LLMs之Benchmark之TableBench:《TableBench: A Comprehensive and Complex Benchmark for Table Question Answering一个全面且复杂的表格问答基准测试》翻译与解读
导读:TableBench为评估和改进LLM在TableQA任务中的能力提供了宝贵的工具,为推动AI在现实世界表格数据分析中的发展做出了重大贡献。这个研究为表格问答提供了一个新的标准,并为未来的研究和应用指明了方向。
背景痛点
>> 现有大模型的局限性:虽然大语言模型(LLMs)在表格数据解释和处理方面取得了显著的进展,但在工业应用中仍面临重大挑战,特别是涉及复杂推理时。
>> 学术基准与实际应用的差距:现有的学术基准测试(如TableQA)未能充分反映真实世界的复杂性和需求。
具体的解决方案
>> TableBench:提出一个全面复杂的基准测试,涵盖18个子领域和四大类表格问答能力,总计886个样本,包括事实核查(基于匹配的事实核查和多跳事实核查)、数值推理(算术计算、比较、排序、计数、聚合、时间计算、多跳数值推理和领域特定计算)、数据分析(描述性分析、异常检测、统计分析、相关性分析、因果分析、趋势预测、影响分析)和可视化(图表生成)。
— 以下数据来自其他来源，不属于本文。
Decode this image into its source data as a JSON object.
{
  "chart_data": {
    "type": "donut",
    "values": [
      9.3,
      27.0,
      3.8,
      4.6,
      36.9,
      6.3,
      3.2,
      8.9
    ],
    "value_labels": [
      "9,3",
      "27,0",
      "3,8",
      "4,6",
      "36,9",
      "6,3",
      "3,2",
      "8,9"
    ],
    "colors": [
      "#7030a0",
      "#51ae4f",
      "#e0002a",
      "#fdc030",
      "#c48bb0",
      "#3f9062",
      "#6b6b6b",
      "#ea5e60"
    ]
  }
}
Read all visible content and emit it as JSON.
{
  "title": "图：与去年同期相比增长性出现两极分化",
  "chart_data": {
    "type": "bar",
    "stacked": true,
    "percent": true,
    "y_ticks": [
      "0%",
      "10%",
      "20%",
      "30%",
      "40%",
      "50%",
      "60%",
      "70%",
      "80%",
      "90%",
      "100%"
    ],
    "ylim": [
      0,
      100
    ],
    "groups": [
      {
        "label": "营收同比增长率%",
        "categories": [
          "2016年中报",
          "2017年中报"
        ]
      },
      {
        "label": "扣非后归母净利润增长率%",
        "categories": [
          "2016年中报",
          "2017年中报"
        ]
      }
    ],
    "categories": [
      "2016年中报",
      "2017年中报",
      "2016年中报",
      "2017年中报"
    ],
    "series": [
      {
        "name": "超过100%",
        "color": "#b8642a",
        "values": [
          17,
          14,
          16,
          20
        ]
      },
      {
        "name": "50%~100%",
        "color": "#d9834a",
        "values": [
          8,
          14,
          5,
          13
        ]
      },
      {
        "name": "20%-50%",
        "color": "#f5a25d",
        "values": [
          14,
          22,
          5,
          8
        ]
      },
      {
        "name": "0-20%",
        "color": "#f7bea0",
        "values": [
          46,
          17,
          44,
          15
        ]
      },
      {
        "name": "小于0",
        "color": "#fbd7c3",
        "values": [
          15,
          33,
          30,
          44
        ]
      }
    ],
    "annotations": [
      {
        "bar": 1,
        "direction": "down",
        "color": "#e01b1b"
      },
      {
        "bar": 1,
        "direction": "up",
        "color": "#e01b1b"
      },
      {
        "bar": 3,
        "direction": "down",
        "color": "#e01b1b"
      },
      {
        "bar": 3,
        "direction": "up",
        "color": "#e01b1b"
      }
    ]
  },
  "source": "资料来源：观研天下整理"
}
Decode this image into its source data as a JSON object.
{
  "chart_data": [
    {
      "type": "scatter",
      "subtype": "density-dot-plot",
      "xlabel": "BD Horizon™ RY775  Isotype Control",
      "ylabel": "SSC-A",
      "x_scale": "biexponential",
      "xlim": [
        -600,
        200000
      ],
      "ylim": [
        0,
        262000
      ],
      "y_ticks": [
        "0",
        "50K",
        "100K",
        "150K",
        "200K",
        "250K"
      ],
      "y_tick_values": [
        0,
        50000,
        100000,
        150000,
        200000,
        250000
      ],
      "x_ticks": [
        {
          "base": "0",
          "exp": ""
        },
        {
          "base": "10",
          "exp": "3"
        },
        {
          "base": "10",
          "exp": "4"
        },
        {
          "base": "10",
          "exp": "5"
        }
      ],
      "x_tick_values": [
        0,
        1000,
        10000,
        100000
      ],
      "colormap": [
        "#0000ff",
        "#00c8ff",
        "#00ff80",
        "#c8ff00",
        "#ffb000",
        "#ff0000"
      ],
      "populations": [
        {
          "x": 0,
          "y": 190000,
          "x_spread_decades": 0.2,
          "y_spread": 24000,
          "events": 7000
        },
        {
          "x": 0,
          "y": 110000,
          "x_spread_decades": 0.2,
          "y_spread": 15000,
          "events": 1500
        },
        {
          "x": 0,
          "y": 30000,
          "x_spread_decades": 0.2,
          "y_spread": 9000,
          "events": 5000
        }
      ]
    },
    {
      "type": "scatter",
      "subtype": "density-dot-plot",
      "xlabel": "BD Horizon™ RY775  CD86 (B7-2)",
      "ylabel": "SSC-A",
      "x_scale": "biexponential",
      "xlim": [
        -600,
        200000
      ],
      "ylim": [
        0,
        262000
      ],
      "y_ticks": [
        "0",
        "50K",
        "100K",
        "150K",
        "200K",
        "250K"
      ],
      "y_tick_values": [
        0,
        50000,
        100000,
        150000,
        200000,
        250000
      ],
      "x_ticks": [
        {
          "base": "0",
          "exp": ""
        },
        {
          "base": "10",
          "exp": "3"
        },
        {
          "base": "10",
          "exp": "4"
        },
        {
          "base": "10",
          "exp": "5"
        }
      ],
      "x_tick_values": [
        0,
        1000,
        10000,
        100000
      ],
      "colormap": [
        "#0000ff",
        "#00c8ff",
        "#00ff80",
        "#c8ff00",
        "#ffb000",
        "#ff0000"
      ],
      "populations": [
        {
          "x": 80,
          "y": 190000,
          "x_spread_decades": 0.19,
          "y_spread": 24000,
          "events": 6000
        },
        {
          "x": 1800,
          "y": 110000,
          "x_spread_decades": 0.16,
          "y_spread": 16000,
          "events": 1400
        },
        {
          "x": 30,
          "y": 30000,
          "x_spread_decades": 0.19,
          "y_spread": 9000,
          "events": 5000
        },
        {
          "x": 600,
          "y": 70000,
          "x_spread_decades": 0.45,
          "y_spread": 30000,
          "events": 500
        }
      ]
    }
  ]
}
>> TableInstruct:一个庞大的TableQA指令语料库,包含约20,000个样本。涵盖三种不同的推理方法:文本思维链 (TCoT使用文本推理步骤)、符号思维链 (SCoT使用Python命令进行符号推理步骤)、程序思维链 (PoT生成可执行代码进行推理)。
>> TABLELLM:基于TableInstruct训练的一个强大的基准模型,展示了与GPT-3.5相当的性能。
核心思路步骤
>> 对现实世界挑战的系统分析:作者仔细分析了现实世界中的表格数据应用,根据解决问题所需的推理步骤数量来定义任务的复杂性。
>> 数据收集和任务定义:从现有数据集中收集表格,确保每个表至少有8行和5列,着重于包含大量数值信息的表格。结合人工和自动化方法构建基准测试集。
>> 问题和答案标注:通过自我启发机制生成问题,并采用三种不同的推理方法(文本推理、符号推理、代码推理)进行答案标注。利用GPT-4代理在不同类别中生成复杂问题。
>> 质量控制:采用双盲和一致性检查机制,确保数据的准确性和复杂性。
优势
>> 复杂性和全面性:TableBench的复杂性显著高于现有数据集,特别是在数据分析和可视化问题上。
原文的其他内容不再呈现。